Qu'est ce qui selon toi est le plus urgent ?

mardi 1 février 2011

C'est quoi la démocratie ?

Je m'en souviens encore, quand, pour m'expliquer la démocratie, on m'a dit que c'était demos + cratos = gouvernement du peuple. Ca m'avait semblé joli.
A voir ce qui se passe, ce qui se dit, force est de constater qu'on en est plus loin que du temps de Ben Ali.

Nous vivons aujourd'hui en pleine schizophrénie. Chacun s'autoproclame juge, et invite les autres à se rendre justice. On condamne des gens sur des présomptions, en oubliant, que ce qui fonde notre humanité, c'est le droit à la dignité. La délation est devenue simple comme bonjour, la diffamation un élan nationaliste, qui trouve partout un echo.
On n'a plus de soucis pour généraliser. Si un policier fait une bavure, on demande la peau d'un ministère. Si un barbu giffle une femme, on fustige l'islamisme. Si un voleur est repéré, on crie sur tous les toits, que les milices du RCD sont de retour.

Je ne cautionne pas, et je ne cautionnerai jamais aucune enfreinte, aucun dépassement, aucun contournement de la loi, de la liberté, de la dignité. Mais que la démocratie soit le gouvernement du peuple, ne signifie pas que nous sommes tous en position de gouverner, mais juste en droit d'y prétendre, et dans le respect de cette démocratie, en droit de nous faire entendre.

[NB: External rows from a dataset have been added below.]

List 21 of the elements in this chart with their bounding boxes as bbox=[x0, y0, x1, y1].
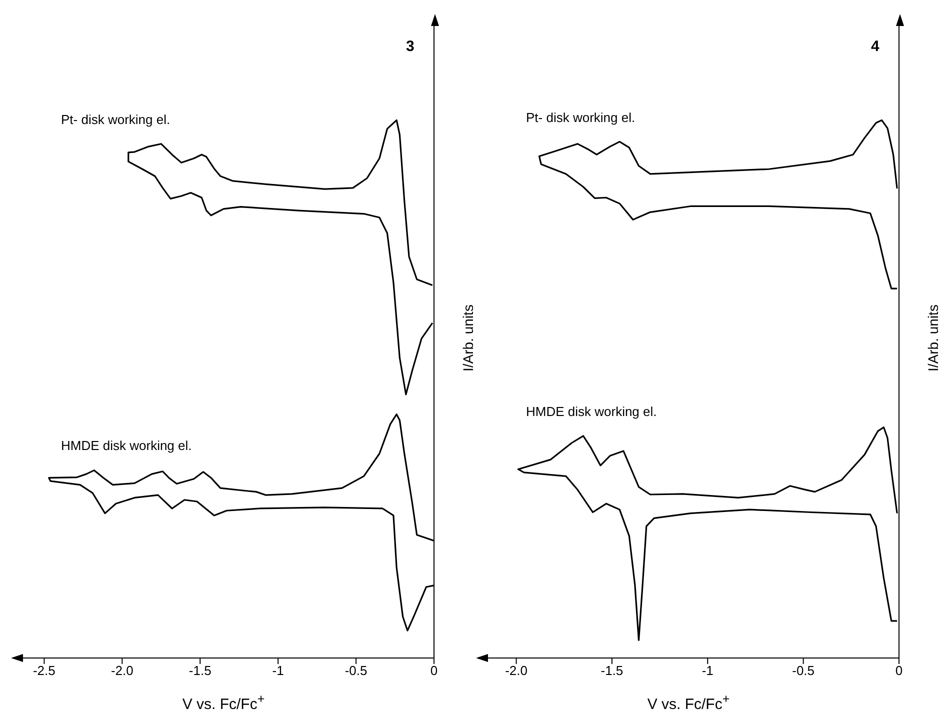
series-label: Pt- disk working el. bbox=[526, 110, 636, 125]
x-tick-label: 0 bbox=[430, 663, 438, 678]
x-tick-label: -1 bbox=[272, 663, 284, 678]
x-tick-label: -0.5 bbox=[344, 663, 368, 678]
series-label: HMDE disk working el. bbox=[61, 438, 192, 454]
x-tick-label: -2.0 bbox=[110, 663, 134, 678]
x-tick-label: -1 bbox=[702, 663, 714, 678]
y-axis-title: I/Arb. units bbox=[460, 304, 476, 372]
series-label: Pt- disk working el. bbox=[61, 112, 170, 127]
x-tick-label: -2.5 bbox=[32, 663, 56, 678]
x-tick-label: 0 bbox=[895, 663, 903, 678]
chart-title: 3 bbox=[406, 38, 414, 55]
chart-title: 4 bbox=[871, 38, 880, 55]
series-label: HMDE disk working el. bbox=[526, 404, 657, 419]
x-tick-label: -1.5 bbox=[600, 663, 624, 678]
x-tick-label: -2.0 bbox=[505, 663, 528, 678]
x-axis-title: V vs. Fc/Fc$^{+}$ bbox=[646, 692, 731, 713]
x-axis-title: V vs. Fc/Fc$^{+}$ bbox=[181, 692, 266, 713]
x-tick-label: -0.5 bbox=[792, 663, 815, 678]
y-axis-title: I/Arb. units bbox=[924, 304, 941, 372]
x-tick-label: -1.5 bbox=[188, 663, 212, 678]
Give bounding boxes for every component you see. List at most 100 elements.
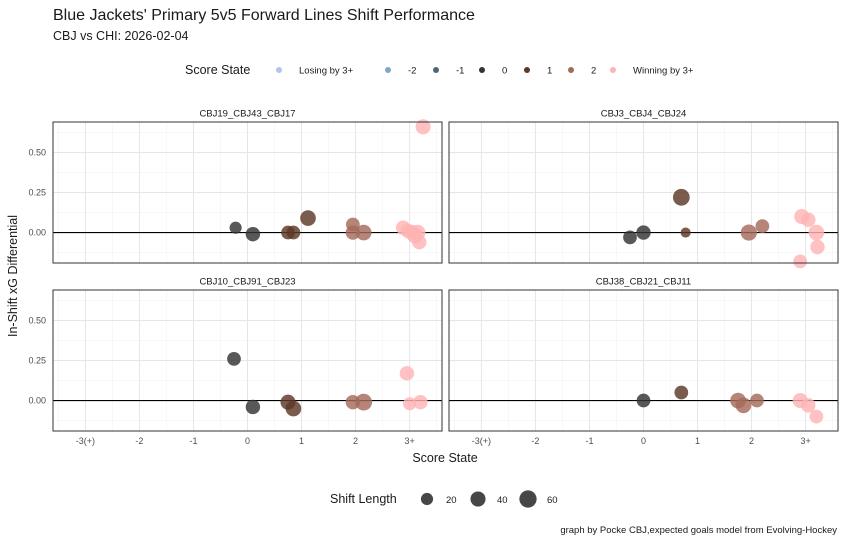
data-point [808,224,825,241]
data-point [636,225,651,240]
data-point [227,352,241,366]
size-legend-swatch [420,492,434,506]
color-legend-label: 1 [547,66,552,77]
x-tick-label: 2 [749,436,754,446]
data-point [229,221,242,234]
y-tick-label: 0.00 [28,228,46,238]
color-legend-label: 2 [591,66,596,77]
data-point [285,400,302,417]
color-legend-label: 0 [502,66,507,77]
data-point [674,385,689,400]
color-legend-swatch [479,67,485,73]
panel-border [448,121,839,264]
panel-border [52,121,443,264]
color-legend-item: Winning by 3+ [610,66,694,77]
data-point [403,397,417,411]
data-point [740,224,757,241]
color-legend-label: -2 [408,66,416,77]
color-legend-item: 2 [568,66,596,77]
x-tick-label: 0 [641,436,646,446]
size-legend-label: 20 [446,495,457,506]
data-point [355,393,373,411]
facet-panel: CBJ38_CBJ21_CBJ11 -3(+) -2 -1 0 1 2 3+ [448,277,839,446]
data-point [245,226,261,242]
x-tick-label: -3(+) [76,436,95,446]
data-point [245,399,261,415]
chart-title: Blue Jackets' Primary 5v5 Forward Lines … [53,7,475,24]
x-tick-label: 3+ [800,436,810,446]
size-legend-title: Shift Length [330,492,397,506]
facet-strip-label: CBJ3_CBJ4_CBJ24 [601,109,687,120]
x-tick-label: -1 [585,436,593,446]
data-point [810,239,825,255]
color-legend-swatch [385,67,391,73]
x-axis-title: Score State [412,451,477,465]
facet-panels: CBJ19_CBJ43_CBJ17 0.00 0.25 0.50 CBJ3_CBJ4_C… [28,109,839,446]
chart-subtitle: CBJ vs CHI: 2026-02-04 [53,29,189,43]
color-legend-swatch [568,67,574,73]
y-tick-label: 0.25 [28,188,46,198]
color-legend-title: Score State [185,63,250,77]
size-legend: Shift Length 20 40 60 [330,490,558,508]
chart-caption: graph by Pocke CBJ,expected goals model … [560,525,837,536]
size-legend-swatch [470,491,486,507]
data-point [735,397,752,414]
data-point [399,366,415,381]
data-point [809,409,824,424]
size-legend-label: 40 [497,495,508,506]
color-legend-item: Losing by 3+ [276,66,354,77]
data-point [793,254,808,269]
panel-border [448,289,839,432]
facet-strip-label: CBJ19_CBJ43_CBJ17 [199,109,295,120]
color-legend-item: -2 [385,66,416,77]
data-point [300,210,316,226]
data-point [623,230,637,245]
panel-border [52,289,443,432]
data-point [801,398,816,413]
facet-panel: CBJ3_CBJ4_CBJ24 [448,109,839,269]
y-tick-label: 0.50 [28,147,46,157]
color-legend-label: -1 [456,66,464,77]
y-tick-label: 0.00 [28,396,46,406]
x-tick-label: 3+ [404,436,414,446]
data-point [355,224,372,241]
y-tick-label: 0.50 [28,315,46,325]
y-axis-title: In-Shift xG Differential [6,215,20,337]
data-point [286,225,301,240]
size-legend-item: 20 [420,492,457,506]
facet-strip-label: CBJ10_CBJ91_CBJ23 [199,277,295,288]
size-legend-label: 60 [547,495,558,506]
color-legend-item: 1 [524,66,552,77]
size-legend-swatch [519,490,537,508]
color-legend-item: -1 [433,66,464,77]
x-tick-label: 0 [245,436,250,446]
facet-strip-label: CBJ38_CBJ21_CBJ11 [596,277,691,288]
data-point [413,394,428,410]
data-point [636,393,651,408]
data-point [412,234,427,250]
color-legend: Score State Losing by 3+ -2 -1 0 1 2 Winning by… [185,63,694,77]
x-tick-label: 2 [353,436,358,446]
color-legend-swatch [433,67,439,73]
size-legend-item: 40 [470,491,508,507]
facet-panel: CBJ10_CBJ91_CBJ23 0.00 0.25 0.50 -3(+) -2 -1 0 1… [28,277,443,446]
facet-panel: CBJ19_CBJ43_CBJ17 0.00 0.25 0.50 [28,109,443,264]
data-point [801,212,816,227]
data-point [755,219,770,234]
x-tick-label: -2 [135,436,143,446]
x-tick-label: 1 [299,436,304,446]
x-tick-label: 1 [695,436,700,446]
color-legend-swatch [524,67,530,73]
y-tick-label: 0.25 [28,356,46,366]
data-point [750,393,764,408]
color-legend-label: Winning by 3+ [633,66,694,77]
color-legend-item: 0 [479,66,507,77]
color-legend-label: Losing by 3+ [299,66,354,77]
x-tick-label: -3(+) [472,436,491,446]
data-point [415,119,431,135]
data-point [345,225,361,240]
x-tick-label: -2 [531,436,539,446]
color-legend-swatch [276,67,282,73]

Les coupables sont là, tout autour de nous, parmis nous. Il ne faut pas les oublier. Mais ça ne nous avance à rien de célébrer le chaos. Aujourd'hui, plus que jamais, on a un devoir d'exemple. Un devoir d'exemple pour ceux qui sont morts, pour ceux qui ont vécu, pour ceux qui vivent et pour ceux qui vivront.

Nous sommes, dans une phase formidable, où en découvre pour la première fois, qu'on n'a pas à baisser les yeux, qu'on n'a pas à avoir peur, qu'ensemble on peut forcer le destin. Nous sommes dans une étape formidable, où, même s'il y a encore beaucoup de choses à démolir, à raser, il y a encore beaucoup plus de choses à construire, de belles choses.

Célébrer nos douleurs, ne pansera ni nos blessures ni les cicatrices du passé. Se jeter des pierres ne nous bâtira pas un lendemain meilleur. Avons-nous déjà oublié nos idéaux ou en avons nous jamais eu ? Ne sommes nous pas entrain de perpétuer la même philosophie totalitaire qui nous a si longtemps oppressés sans nous offrir d'alternative. Quelle alternative sommes-nous entrain d'offrir aujourd'hui ?

Il y a, et il y auras toujours des ripoux, des corrompus, des voleurs, des criminels, des meurtriers, des menteurs, et tout ce qu'il peut y avoir de plus abjecte dans une société. La démocratie c'est aussi d'accepter ces aberrations sans s'ériger en juge de la bonne citoyenneté, habile défenseur des rumeurs et des calomnies et porte parole d'une paranoïa. La démocratie, avant d'être un acquis, salutaire, est un devoir.

Danser l'anarchie aujourd'hui c'est cracher dans la soupe. Parce que la démocratie c'est avant tout ce que nous en faisons.